F: It’s not working!
C (determined): ALOHOMORA!


F: I don’t think that pen has a phoenix feather in it. We need a flashlight!
C: Okay, you get the flashlight. I’ll try more. (Sounding sure this is going to work.) ALOHOMORA!

She pushes against the door. No luck. Daddy imagines her shaking the pen, like “what’s wrong with this thing!?” Fisher returns.

F (shining light under the door): Cory, look!
C: What is that?
F: That’s Daddy’s shoes! See, I could see the laces!
C: But, Daddy’s shoes aren’t big. They can’t block the door!

They push with the dowel rods and other suitable kids’ toys. Daddy stays still and silent.

F: I know, Cory! I’m going to look through the back! Come on, Cory! Let’s go outside in the back!
C: Oh, yah! Then, we can see what is blocking the door.

When they go outside, Daddy sneaks out of the room and hides in Fisher’s top bunk. It takes about ten minutes more before Cory randomly spies him up there. Smiling, she joins Daddy on the top bunk, both hiding from Fisher. She keeps snuggling and smiling and making shhhhhing motions with her finger on her lip.

D (whispering after five minutes without sound from or sight of Fisher): What is Fisher doing, Cory?
C: Oh, he’s just getting a ladder to climb up onto the bedroom win…
D (crap! game over): Let’s go surprise him!

Daddy and Cory get out there right to find Fisher next to a poorly positioned ladder, humming to a good song on 94.3 The Climb, thankfully just in time to prevent the dial from landing on 106.7 The Fall. Everyone has a good laugh, especially at the would-be Hermione — ALOHOMORA! — thwarted by a dodgy wand…

Strolling Down Memory Lane

The twins find their preschool portfolios stored in a box out in the shed. They sit down together on the back patio.

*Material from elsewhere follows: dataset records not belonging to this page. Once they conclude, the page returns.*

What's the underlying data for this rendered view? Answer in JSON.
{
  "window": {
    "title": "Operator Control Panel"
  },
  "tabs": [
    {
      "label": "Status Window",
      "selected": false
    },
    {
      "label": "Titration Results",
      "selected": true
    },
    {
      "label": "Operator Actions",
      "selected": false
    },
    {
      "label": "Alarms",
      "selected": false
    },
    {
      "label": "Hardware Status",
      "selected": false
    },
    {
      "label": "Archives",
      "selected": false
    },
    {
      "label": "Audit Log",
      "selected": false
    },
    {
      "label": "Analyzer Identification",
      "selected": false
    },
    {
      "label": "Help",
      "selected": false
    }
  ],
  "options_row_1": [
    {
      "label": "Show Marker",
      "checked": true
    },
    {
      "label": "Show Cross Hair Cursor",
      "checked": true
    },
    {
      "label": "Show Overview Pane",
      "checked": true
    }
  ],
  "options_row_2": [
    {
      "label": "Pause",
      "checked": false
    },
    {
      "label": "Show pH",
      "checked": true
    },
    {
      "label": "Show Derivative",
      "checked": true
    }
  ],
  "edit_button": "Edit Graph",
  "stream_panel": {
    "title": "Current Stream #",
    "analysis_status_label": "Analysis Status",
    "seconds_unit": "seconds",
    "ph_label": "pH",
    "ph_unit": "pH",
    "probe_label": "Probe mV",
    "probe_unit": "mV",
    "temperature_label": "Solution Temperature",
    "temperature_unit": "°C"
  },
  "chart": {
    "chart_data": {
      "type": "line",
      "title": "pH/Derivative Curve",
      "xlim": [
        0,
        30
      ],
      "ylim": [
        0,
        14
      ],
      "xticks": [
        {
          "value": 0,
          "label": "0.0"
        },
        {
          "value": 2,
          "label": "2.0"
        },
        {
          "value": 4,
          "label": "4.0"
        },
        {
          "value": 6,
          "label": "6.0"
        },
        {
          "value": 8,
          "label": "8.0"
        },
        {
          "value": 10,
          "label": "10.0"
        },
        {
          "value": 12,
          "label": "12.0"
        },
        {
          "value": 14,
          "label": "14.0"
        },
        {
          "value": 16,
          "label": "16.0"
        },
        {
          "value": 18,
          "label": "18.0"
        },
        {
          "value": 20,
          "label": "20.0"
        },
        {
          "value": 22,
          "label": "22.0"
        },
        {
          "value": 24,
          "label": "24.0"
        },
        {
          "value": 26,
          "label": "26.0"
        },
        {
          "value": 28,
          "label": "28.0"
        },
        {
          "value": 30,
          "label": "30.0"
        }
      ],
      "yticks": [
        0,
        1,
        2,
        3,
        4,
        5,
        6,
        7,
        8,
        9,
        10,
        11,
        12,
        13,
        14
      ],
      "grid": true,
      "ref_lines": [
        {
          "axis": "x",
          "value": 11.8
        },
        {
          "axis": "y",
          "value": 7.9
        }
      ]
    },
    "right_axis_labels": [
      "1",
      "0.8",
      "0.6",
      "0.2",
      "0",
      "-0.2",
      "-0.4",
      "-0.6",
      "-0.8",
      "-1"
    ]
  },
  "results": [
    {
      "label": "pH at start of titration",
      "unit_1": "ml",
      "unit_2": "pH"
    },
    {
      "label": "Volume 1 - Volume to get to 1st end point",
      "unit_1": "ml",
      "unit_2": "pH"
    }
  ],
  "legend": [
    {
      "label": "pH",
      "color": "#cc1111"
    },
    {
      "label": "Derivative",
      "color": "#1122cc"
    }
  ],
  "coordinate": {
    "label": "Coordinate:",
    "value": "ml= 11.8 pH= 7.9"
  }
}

C: Fisher, do you remember this picture that I painted with the pink and purple sparkles?
F: Oh, yah, I do, Cory! That’s so pretty! I remember doing that paint.
C (turning the page): That’s a firefighter sticker!
F (incredulous): We went to the firehouse in preschool? (Holding up something from his trinket box.) Look what I found, Cory!
C: Oh, cool! (Staring at the picture with firefighter sticker.) We were like little kids when we did this stuff.
F: Yah, we were like eh, uh, er almost babies.
C: Daddy, I thought you just threw all this stuff away!
D (most of it, sure): No, Cory Bee, we don’t throw all of that old stuff away, you silly goose.

Nearly a couple of hours pass as they wander together down memory lane, using their old pictures and projects to clear the fog of the past, um, two years.